AS Dilanda Musim Dingin, Harga Minyak Naik ke Level Tertinggi 13 Bulan

Liputan6.com, Jakarta - Cuaca yang dingin di seluruh AS memicu reli harga minyak mentah West Texas Intermediate berada di atas USD 60 per barel untuk pertama kalinya sejak hari-hari awal pandemi virus corona.

Dikutip dari CNBC, Selasa (16/2/2021), harga minyak mentah berjangka WTI naik 67 sen, atau 1,1 persen menjadi USD 60,14 per barel Senin pagi sekitar 10:08 pagi ET. Lonjakan tersebut membawa minyak mentah berjangka WTI naik 24 persen sejauh ini di tahun 2021. Ini menyentuh USD 60,77 per barel di awal sesi, level tertinggi sejak Januari 2020.

Minyak mentah Brent, patokan internasional, naik 1,3 persen menjadi USD 63,26 setelah mencapai level tertinggi 13-bulan.

Lonjakan terbaru di pasar energi datang ketika cuaca dingin melanda sebagian AS dan mendorong permintaan untuk listrik dan bahan bakar sekaligus mengancam produksi hamstring di Texas.

"Badai musim dingin dan ledakan cuaca dingin di kutub yang menuju selatan ke Houston mungkin memiliki beberapa dampak yang parah pada industri minyak," tulis analis minyak Andy Lipow pada akhir pekan.

"Cuaca yang dingin berarti banyak sumur minyak yang mungkin tertutup. Air dihasilkan bersama minyak, sehingga air dapat membekukan peralatan," tambahnya. “Udara dingin memengaruhi produksi minyak di Kanada, North Dakota, Oklahoma, Texas, dan tempat lain,” tambahnya.

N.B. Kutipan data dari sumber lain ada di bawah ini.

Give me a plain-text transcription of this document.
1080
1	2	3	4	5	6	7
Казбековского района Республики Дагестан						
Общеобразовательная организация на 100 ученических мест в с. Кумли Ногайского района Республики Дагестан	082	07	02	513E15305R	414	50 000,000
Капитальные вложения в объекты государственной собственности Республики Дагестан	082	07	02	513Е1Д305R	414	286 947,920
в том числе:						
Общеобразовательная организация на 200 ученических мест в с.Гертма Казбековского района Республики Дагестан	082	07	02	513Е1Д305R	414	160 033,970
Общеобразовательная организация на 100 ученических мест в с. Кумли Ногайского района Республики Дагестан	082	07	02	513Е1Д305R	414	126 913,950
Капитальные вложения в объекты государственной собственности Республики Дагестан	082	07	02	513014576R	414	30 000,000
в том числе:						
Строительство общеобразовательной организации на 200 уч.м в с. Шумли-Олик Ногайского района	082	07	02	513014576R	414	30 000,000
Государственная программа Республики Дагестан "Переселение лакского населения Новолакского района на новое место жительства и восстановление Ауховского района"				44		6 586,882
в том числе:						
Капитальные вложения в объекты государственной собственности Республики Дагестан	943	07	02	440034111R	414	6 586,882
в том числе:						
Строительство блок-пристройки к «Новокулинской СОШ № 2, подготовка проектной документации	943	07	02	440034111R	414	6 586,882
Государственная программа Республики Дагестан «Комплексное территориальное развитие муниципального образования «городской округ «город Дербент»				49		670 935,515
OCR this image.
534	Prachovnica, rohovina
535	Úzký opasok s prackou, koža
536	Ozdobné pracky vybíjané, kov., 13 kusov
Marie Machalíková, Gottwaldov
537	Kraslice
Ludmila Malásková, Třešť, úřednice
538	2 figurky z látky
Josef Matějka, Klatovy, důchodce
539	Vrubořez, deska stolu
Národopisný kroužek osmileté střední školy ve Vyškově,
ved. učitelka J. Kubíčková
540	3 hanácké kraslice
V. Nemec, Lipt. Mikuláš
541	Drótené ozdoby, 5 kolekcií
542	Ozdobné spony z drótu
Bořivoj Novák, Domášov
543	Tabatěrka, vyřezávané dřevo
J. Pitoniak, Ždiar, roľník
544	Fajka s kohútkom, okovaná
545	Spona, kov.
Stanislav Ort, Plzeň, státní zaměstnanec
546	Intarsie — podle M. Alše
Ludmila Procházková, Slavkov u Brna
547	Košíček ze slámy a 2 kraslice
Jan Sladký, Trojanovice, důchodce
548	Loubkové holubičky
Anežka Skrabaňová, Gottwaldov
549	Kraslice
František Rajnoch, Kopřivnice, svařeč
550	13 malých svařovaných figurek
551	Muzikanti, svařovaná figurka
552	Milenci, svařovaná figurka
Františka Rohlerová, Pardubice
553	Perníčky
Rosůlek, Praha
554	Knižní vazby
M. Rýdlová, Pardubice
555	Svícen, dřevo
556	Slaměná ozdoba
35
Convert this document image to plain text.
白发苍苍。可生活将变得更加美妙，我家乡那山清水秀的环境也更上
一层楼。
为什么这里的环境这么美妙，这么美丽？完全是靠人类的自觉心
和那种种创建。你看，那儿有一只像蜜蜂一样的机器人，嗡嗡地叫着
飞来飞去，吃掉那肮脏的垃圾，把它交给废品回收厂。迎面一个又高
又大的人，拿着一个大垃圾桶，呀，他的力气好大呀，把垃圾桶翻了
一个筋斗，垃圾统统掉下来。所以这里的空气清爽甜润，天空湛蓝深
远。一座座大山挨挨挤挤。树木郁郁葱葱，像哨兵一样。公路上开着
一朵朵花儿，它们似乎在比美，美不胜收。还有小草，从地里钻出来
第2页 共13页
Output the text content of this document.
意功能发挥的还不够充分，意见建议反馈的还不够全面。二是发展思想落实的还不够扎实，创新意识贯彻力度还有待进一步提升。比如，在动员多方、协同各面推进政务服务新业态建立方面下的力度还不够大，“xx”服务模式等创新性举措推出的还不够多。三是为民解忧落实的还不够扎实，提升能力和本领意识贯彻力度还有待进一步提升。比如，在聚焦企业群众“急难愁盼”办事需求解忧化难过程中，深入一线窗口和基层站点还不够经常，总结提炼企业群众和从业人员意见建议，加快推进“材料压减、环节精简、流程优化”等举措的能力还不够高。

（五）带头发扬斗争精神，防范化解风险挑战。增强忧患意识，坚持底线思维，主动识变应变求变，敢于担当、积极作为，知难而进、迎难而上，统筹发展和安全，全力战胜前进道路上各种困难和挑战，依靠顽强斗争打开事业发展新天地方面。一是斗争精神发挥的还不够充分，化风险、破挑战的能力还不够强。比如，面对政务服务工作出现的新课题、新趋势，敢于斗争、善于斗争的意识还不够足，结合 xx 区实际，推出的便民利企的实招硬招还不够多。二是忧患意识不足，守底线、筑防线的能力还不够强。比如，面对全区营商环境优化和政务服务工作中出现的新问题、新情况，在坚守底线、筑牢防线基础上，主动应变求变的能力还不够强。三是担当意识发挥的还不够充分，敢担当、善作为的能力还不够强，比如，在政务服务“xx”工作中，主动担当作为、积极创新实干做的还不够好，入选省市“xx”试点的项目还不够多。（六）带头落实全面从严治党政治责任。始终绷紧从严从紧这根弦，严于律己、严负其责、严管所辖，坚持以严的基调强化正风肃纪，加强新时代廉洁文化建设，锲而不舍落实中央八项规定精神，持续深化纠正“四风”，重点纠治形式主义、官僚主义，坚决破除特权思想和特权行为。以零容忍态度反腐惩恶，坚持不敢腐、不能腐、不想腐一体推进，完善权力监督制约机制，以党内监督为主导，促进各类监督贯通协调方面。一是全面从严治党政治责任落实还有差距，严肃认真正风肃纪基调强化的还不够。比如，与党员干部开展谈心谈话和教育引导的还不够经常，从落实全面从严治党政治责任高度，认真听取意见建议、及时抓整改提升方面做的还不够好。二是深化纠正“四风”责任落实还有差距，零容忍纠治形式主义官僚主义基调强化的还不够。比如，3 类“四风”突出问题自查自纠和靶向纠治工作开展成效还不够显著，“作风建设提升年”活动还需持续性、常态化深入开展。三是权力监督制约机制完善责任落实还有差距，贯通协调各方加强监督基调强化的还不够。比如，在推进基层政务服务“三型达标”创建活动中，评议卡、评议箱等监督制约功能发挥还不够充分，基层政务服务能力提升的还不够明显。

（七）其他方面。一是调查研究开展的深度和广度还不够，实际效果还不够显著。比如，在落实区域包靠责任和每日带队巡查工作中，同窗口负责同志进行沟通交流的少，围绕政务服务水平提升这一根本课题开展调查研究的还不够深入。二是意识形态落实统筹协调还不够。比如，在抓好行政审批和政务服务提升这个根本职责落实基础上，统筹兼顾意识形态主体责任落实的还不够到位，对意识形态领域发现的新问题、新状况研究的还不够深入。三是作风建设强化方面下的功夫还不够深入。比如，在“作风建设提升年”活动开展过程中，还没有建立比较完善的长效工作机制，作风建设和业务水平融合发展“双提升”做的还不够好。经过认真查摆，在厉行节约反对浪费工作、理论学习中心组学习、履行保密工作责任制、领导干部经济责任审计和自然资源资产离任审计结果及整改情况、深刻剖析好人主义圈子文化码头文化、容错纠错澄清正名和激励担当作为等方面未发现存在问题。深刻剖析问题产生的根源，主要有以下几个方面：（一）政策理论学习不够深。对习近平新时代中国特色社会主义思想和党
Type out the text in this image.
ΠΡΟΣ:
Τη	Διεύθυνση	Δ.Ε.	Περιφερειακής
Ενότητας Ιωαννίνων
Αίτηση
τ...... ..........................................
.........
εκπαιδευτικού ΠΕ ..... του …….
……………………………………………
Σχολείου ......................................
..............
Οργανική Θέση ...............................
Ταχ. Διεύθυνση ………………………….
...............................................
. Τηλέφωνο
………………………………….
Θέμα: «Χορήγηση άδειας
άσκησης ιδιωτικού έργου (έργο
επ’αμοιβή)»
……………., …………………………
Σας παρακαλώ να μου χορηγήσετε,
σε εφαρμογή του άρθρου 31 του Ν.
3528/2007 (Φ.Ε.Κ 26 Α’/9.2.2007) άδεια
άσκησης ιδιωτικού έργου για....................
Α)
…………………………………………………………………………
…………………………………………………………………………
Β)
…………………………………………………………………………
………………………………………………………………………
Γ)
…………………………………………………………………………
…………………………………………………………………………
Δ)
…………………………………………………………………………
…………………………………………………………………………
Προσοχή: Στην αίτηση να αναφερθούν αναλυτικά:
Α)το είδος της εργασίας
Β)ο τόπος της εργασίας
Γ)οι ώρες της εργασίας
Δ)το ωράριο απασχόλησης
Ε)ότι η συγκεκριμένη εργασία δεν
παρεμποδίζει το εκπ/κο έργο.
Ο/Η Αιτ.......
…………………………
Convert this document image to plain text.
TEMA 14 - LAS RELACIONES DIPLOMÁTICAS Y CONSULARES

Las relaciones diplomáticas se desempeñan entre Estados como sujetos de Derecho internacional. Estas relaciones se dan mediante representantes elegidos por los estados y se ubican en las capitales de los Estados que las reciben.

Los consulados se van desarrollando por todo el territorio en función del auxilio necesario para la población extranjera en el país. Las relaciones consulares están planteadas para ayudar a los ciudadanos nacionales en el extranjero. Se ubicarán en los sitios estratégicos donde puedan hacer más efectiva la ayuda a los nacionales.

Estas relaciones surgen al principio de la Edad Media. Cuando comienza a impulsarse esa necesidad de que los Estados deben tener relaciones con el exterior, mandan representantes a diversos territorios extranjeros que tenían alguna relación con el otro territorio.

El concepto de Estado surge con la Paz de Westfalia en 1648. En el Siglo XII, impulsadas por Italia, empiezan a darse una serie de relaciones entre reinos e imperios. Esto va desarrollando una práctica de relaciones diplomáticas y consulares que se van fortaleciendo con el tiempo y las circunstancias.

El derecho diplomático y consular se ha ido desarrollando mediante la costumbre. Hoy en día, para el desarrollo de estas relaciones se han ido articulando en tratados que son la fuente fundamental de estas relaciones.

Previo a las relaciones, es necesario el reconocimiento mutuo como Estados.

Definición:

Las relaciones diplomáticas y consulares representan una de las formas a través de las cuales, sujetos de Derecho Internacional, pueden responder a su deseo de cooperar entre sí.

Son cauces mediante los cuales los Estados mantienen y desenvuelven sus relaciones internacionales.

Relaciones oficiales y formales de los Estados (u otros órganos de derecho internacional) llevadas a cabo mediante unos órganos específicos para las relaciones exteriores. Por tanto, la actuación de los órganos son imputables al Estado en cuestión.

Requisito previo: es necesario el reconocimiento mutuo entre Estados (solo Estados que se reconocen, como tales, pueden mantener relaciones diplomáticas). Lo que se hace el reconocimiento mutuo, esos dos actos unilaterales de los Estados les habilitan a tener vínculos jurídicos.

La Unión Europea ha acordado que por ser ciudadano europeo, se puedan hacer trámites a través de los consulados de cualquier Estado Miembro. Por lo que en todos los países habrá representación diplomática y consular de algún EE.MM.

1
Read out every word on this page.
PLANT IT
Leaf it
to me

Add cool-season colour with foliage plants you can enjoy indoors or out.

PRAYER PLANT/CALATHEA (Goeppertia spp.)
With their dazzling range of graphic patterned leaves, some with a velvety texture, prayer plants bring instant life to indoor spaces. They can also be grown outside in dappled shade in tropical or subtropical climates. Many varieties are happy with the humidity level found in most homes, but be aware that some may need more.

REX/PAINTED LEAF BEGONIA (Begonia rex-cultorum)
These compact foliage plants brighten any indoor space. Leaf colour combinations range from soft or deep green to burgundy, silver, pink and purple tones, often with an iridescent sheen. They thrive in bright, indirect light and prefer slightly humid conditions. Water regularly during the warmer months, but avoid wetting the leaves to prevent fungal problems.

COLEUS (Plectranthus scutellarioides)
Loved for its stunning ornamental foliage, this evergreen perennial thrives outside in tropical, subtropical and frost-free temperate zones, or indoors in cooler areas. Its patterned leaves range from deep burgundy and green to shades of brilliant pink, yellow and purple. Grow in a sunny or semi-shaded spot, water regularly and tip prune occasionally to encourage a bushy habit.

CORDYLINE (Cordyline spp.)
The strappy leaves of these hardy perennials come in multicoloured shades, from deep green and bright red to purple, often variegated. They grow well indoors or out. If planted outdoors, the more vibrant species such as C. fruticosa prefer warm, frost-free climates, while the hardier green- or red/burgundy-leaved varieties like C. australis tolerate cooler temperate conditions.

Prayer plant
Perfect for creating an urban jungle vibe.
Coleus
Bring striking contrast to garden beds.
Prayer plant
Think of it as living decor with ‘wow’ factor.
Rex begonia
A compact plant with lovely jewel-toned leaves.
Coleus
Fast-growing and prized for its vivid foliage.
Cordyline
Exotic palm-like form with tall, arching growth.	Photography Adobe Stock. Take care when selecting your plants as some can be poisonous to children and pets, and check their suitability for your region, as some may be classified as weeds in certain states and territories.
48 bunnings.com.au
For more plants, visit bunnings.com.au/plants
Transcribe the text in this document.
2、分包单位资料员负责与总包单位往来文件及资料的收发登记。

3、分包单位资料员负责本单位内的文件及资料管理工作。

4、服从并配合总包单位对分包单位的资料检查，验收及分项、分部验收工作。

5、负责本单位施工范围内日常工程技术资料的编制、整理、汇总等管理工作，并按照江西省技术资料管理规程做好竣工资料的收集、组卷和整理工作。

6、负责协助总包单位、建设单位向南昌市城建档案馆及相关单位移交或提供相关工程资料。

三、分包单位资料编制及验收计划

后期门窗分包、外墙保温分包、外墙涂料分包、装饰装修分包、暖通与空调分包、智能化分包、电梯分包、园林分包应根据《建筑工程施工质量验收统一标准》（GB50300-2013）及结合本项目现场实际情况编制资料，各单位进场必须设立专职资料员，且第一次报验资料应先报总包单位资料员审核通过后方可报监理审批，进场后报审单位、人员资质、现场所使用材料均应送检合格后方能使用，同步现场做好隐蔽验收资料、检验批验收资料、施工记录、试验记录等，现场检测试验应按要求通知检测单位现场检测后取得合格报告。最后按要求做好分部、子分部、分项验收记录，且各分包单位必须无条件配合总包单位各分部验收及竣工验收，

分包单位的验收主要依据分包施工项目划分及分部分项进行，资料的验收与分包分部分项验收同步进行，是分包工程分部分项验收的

Lebih dari 150 juta orang Amerika saat ini berada di bawah beberapa kategori penasehat cuaca musim dingin, menurut National Weather Service. Pada Senin pagi, badan tersebut memprediksikan "badai musim dingin yang besar" untuk membuang salju tebal dan es yang signifikan dari dataran selatan dan Lembah Ohio ke Timur Laut.

 

2 dari 3 halaman

Badai Musim Dingin

Lipow, presiden Lipow Oil Associates yang berbasis di Texas, menambahkan bahwa meskipun badai musim dingin kemungkinan tidak separah badai Kategori 5 yang diketahui di Gulf Coast, kemungkinan besar kilang yang baik akan memperlambat operasi dan bersiap untuk pemadaman.

Dia juga mencatat bahwa badai sebagian merupakan penyebab kenaikan harga bensin yang stabil selama seminggu terakhir.

Harga rata-rata per galon bensin biasa naik menjadi USD 2,46 dari USD 2,41, menurut laporan mingguan terbaru dari Administrasi Informasi Energi AS. Analis memperkirakan bahwa laporan mingguan EIA berikutnya, yang akan dirilis Selasa, akan menunjukkan bahwa harga gas eceran naik lebih lanjut.

Reli harga minyak mentah baru-baru ini juga menandai perpanjangan dari rebound pasar minyak sejak pandemi virus korona memusnahkan permintaan produk minyak bumi sepanjang tahun 2020 dan mengirim harga minyak mentah terguncang pada bulan April.